Triskelion can be clockwise or anti-clockwise. For example:

  • The flag of the Isle of Man is originally clockwise which actually calls upon the Creating force of the Sun.
  • The anti-clockwise Triskelion can be used invoking the destructive force of the Sun.
  • Both can be equally benevolent or malevolent depending on what your purpose is. Always remember using magic for both your’s and the whole world’s sake.

There is a different use for each symbol. Therefore you can read more about the Triskelion’s magic in our detailed article.

4. Djed

The Djed is one of the most commonly used symbols in the Ancient Egyptian religion. As a pillar of stability, it symbolizes the backbone of Osiris – an Axis of power. Hence, it was used to summon stability and power to the one who focused on it. Moreover, it resembles to the sacred Phallus which is the key symbol of creativity and abundance – as well as an apotropaic symbol (repels evil).

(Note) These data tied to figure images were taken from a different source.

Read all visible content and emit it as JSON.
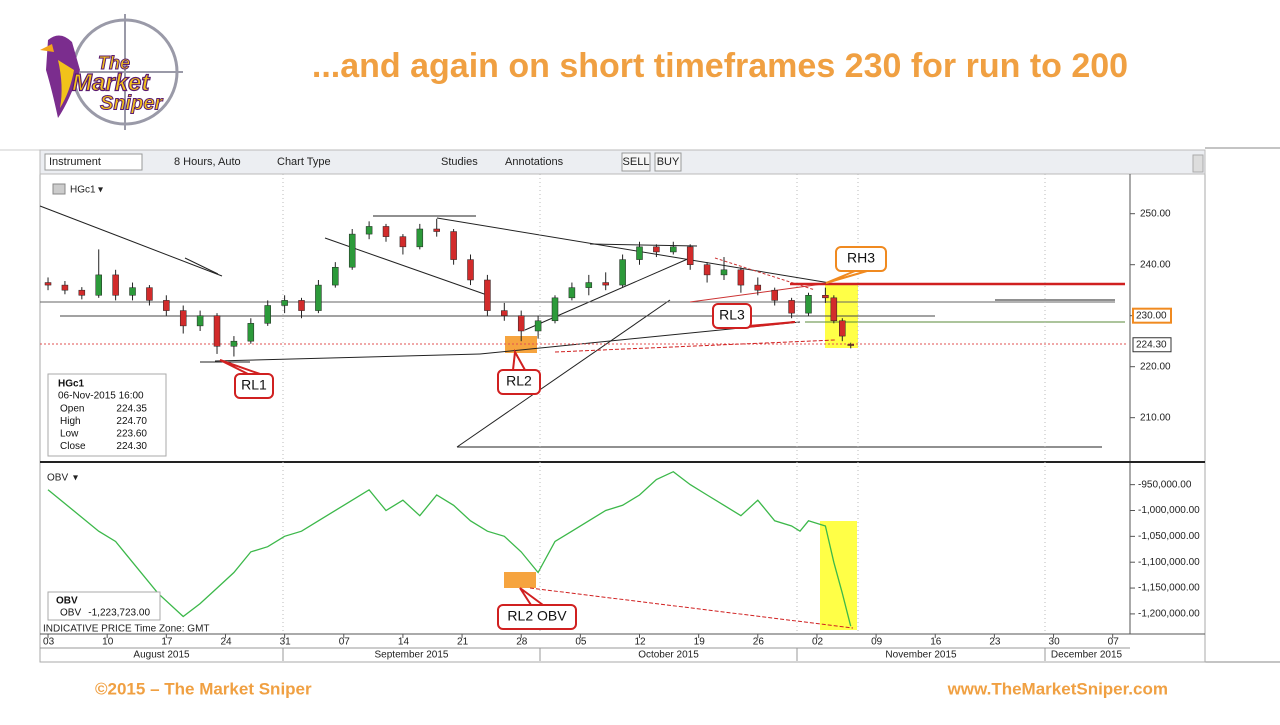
{
  "title": "...and again on short timeframes 230 for run to 200",
  "logo": {
    "line1": "The",
    "line2": "Market",
    "line3": "Sniper"
  },
  "footer": {
    "left": "©2015 – The Market Sniper",
    "right": "www.TheMarketSniper.com"
  },
  "toolbar": {
    "instrument": "Instrument",
    "interval": "8 Hours, Auto",
    "chart_type": "Chart Type",
    "studies": "Studies",
    "annotations": "Annotations",
    "sell": "SELL",
    "buy": "BUY"
  },
  "chart_data": [
    {
      "type": "candlestick",
      "name": "HGc1",
      "up_color": "#2c9a3a",
      "down_color": "#d22b2b",
      "x": [
        0,
        2,
        4,
        6,
        8,
        10,
        12,
        14,
        16,
        18,
        20,
        22,
        24,
        26,
        28,
        30,
        32,
        34,
        36,
        38,
        40,
        42,
        44,
        46,
        48,
        50,
        52,
        54,
        56,
        58,
        60,
        62,
        64,
        66,
        68,
        70,
        72,
        74,
        76,
        78,
        80,
        82,
        84,
        86,
        88,
        90,
        92,
        93,
        94,
        95
      ],
      "open": [
        236.5,
        236.0,
        235.0,
        234.0,
        238.0,
        234.0,
        235.5,
        233.0,
        231.0,
        228.0,
        230.0,
        224.0,
        225.0,
        228.5,
        232.0,
        233.0,
        231.0,
        236.0,
        239.5,
        246.0,
        247.5,
        245.5,
        243.5,
        247.0,
        246.5,
        241.0,
        237.0,
        231.0,
        230.0,
        227.0,
        229.0,
        233.5,
        235.5,
        236.5,
        236.0,
        241.0,
        243.5,
        242.5,
        243.5,
        240.0,
        238.0,
        239.0,
        236.0,
        235.0,
        233.0,
        230.5,
        234.0,
        233.5,
        229.0,
        224.35
      ],
      "high": [
        237.5,
        236.8,
        235.6,
        243.0,
        239.0,
        236.5,
        236.0,
        234.0,
        232.0,
        231.0,
        230.5,
        226.0,
        229.5,
        233.0,
        234.0,
        233.5,
        237.0,
        240.5,
        247.0,
        248.5,
        248.0,
        246.0,
        248.0,
        249.0,
        247.0,
        242.0,
        238.0,
        232.5,
        231.0,
        230.0,
        234.0,
        236.5,
        238.0,
        238.5,
        242.0,
        244.5,
        244.0,
        244.5,
        244.0,
        240.5,
        241.5,
        239.5,
        237.5,
        235.5,
        233.5,
        234.5,
        235.5,
        234.0,
        229.5,
        224.7
      ],
      "low": [
        235.0,
        234.2,
        233.2,
        233.5,
        233.0,
        233.0,
        232.0,
        230.0,
        226.5,
        227.0,
        222.5,
        222.0,
        224.5,
        228.0,
        230.5,
        229.5,
        230.5,
        235.5,
        239.0,
        245.0,
        244.5,
        242.0,
        243.0,
        245.5,
        240.0,
        236.0,
        230.0,
        229.0,
        225.0,
        225.5,
        228.5,
        233.0,
        234.0,
        235.0,
        235.5,
        240.0,
        241.5,
        242.0,
        239.0,
        236.5,
        237.0,
        234.5,
        234.0,
        232.0,
        229.5,
        230.0,
        232.5,
        228.5,
        225.0,
        223.6
      ],
      "close": [
        236.0,
        235.0,
        234.0,
        238.0,
        234.0,
        235.5,
        233.0,
        231.0,
        228.0,
        230.0,
        224.0,
        225.0,
        228.5,
        232.0,
        233.0,
        231.0,
        236.0,
        239.5,
        246.0,
        247.5,
        245.5,
        243.5,
        247.0,
        246.5,
        241.0,
        237.0,
        231.0,
        230.0,
        227.0,
        229.0,
        233.5,
        235.5,
        236.5,
        236.0,
        241.0,
        243.5,
        242.5,
        243.5,
        240.0,
        238.0,
        239.0,
        236.0,
        235.0,
        233.0,
        230.5,
        234.0,
        233.5,
        229.0,
        226.0,
        224.3
      ],
      "xlim": [
        -0.95,
        128.05
      ],
      "ylim": [
        201.7,
        257
      ],
      "yticks": [
        {
          "value": 250,
          "label": "250.00"
        },
        {
          "value": 240,
          "label": "240.00"
        },
        {
          "value": 230,
          "label": "230.00"
        },
        {
          "value": 220,
          "label": "220.00"
        },
        {
          "value": 210,
          "label": "210.00"
        }
      ],
      "price_tags": [
        {
          "value": 230,
          "label": "230.00"
        },
        {
          "value": 224.3,
          "label": "224.30"
        }
      ],
      "info": {
        "title": "HGc1",
        "date": "06-Nov-2015 16:00",
        "rows": [
          {
            "label": "Open",
            "value": "224.35"
          },
          {
            "label": "High",
            "value": "224.70"
          },
          {
            "label": "Low",
            "value": "223.60"
          },
          {
            "label": "Close",
            "value": "224.30"
          }
        ]
      },
      "annotations": [
        "RH3",
        "RL3",
        "RL2",
        "RL1"
      ]
    },
    {
      "type": "line",
      "name": "OBV",
      "color": "#3cb84a",
      "x": [
        0,
        3,
        6,
        8,
        10,
        13,
        16,
        18,
        20,
        22,
        24,
        26,
        28,
        30,
        32,
        35,
        38,
        40,
        42,
        44,
        46,
        48,
        50,
        52,
        54,
        56,
        58,
        60,
        62,
        64,
        66,
        68,
        70,
        72,
        74,
        76,
        78,
        80,
        82,
        84,
        86,
        88,
        89,
        90,
        92,
        93,
        94,
        95
      ],
      "values": [
        -960000,
        -1000000,
        -1040000,
        -1060000,
        -1100000,
        -1160000,
        -1205000,
        -1180000,
        -1150000,
        -1120000,
        -1080000,
        -1070000,
        -1050000,
        -1040000,
        -1020000,
        -990000,
        -960000,
        -1000000,
        -980000,
        -1010000,
        -970000,
        -990000,
        -1020000,
        -1040000,
        -1050000,
        -1080000,
        -1120000,
        -1060000,
        -1040000,
        -1020000,
        -1000000,
        -990000,
        -970000,
        -940000,
        -925000,
        -950000,
        -970000,
        -990000,
        -1010000,
        -980000,
        -1020000,
        -1030000,
        -1040000,
        -1020000,
        -1030000,
        -1100000,
        -1160000,
        -1223723
      ],
      "xlim": [
        -0.95,
        128.05
      ],
      "ylim": [
        -1235000,
        -912000
      ],
      "yticks": [
        {
          "value": -950000,
          "label": "-950,000.00"
        },
        {
          "value": -1000000,
          "label": "-1,000,000.00"
        },
        {
          "value": -1050000,
          "label": "-1,050,000.00"
        },
        {
          "value": -1100000,
          "label": "-1,100,000.00"
        },
        {
          "value": -1150000,
          "label": "-1,150,000.00"
        },
        {
          "value": -1200000,
          "label": "-1,200,000.00"
        }
      ],
      "legend": {
        "title": "OBV",
        "label": "OBV",
        "value": "-1,223,723.00"
      },
      "annotations": [
        "RL2 OBV"
      ],
      "note": "INDICATIVE PRICE   Time Zone: GMT",
      "xticks": [
        {
          "value": 0,
          "label": "03"
        },
        {
          "value": 7,
          "label": "10"
        },
        {
          "value": 14,
          "label": "17"
        },
        {
          "value": 21,
          "label": "24"
        },
        {
          "value": 28,
          "label": "31"
        },
        {
          "value": 35,
          "label": "07"
        },
        {
          "value": 42,
          "label": "14"
        },
        {
          "value": 49,
          "label": "21"
        },
        {
          "value": 56,
          "label": "28"
        },
        {
          "value": 63,
          "label": "05"
        },
        {
          "value": 70,
          "label": "12"
        },
        {
          "value": 77,
          "label": "19"
        },
        {
          "value": 84,
          "label": "26"
        },
        {
          "value": 91,
          "label": "02"
        },
        {
          "value": 98,
          "label": "09"
        },
        {
          "value": 105,
          "label": "16"
        },
        {
          "value": 112,
          "label": "23"
        },
        {
          "value": 119,
          "label": "30"
        },
        {
          "value": 126,
          "label": "07"
        }
      ],
      "months": [
        "August 2015",
        "September 2015",
        "October 2015",
        "November 2015",
        "December 2015"
      ]
    }
  ]
}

The four bars of the Djed symbolize the four elements as the key components of this World’s axis. In other words it explains what this Realm is build of. Hence, the Djed was used to invoke stability and protection from all evil. In talismans the Djed helped the Priest/Priestess handle difficult situations especially when dealing with malevolent spirits. According to ancient Egyptian Magic, the Witch who wears the Djed can claim the power of Osiris to bind hostile spirits

5. Troll’s Cross

This Witch Rune’s origin seems to come from the icy Scandinavia. Norse religion used to carve this symbol in order to counter malevolent magic.

  • To empower the symbol you need to carve it on Tuesday morning.
  • Draw or carve it on an iron tool, like a knife or a dagger.
  • Hence, you can use it to cleanse the house or a person from malevolent magic and cut his/her parasitic cords.

6. Scythe

The Scythe’s symbol comes from the ancient god Kronos, the god of time. Saturn in latin, Kronos is the father of all-mighty Zeus. This witch rune draws its power from both the god and the associated planet.

Let me remind you the Saturn is also called the Planet of Witches. Why? Because Saturn’s cleansing power takes away all obstacles and delusions. Through challenges and tests, Saturn empowers us. The symbol can be used to cleanse illusions and banish all that is unnecessary. However, always make sure you clearly focus on your intention as the power of Kronos can be extremely intense and get you in a lot of troubles. This symbol is meant to be used only by skilled and experienced witches.

7. Witch’s knot

Also known as the Magic knot, the symbol looks like a cross or a compass – implying the power of the Witches over the four elements. Sometimes the knot is intercircled binding the power for the spell caster. Witches used this symbol to bind or change the weather and in other spells to assert their magical dominance over the physical world.

However, the same symbol was also used as a protection charm in Witch wars. It was believe to protect the one who bears it from all kinds of magic.

To tap into its power carve the Witch’s knot on a candle appropriate for your wish. For example, if love is what you seek for, try a pink one. For success, a golden one. Then, light the candle in the same way you use in candle magic.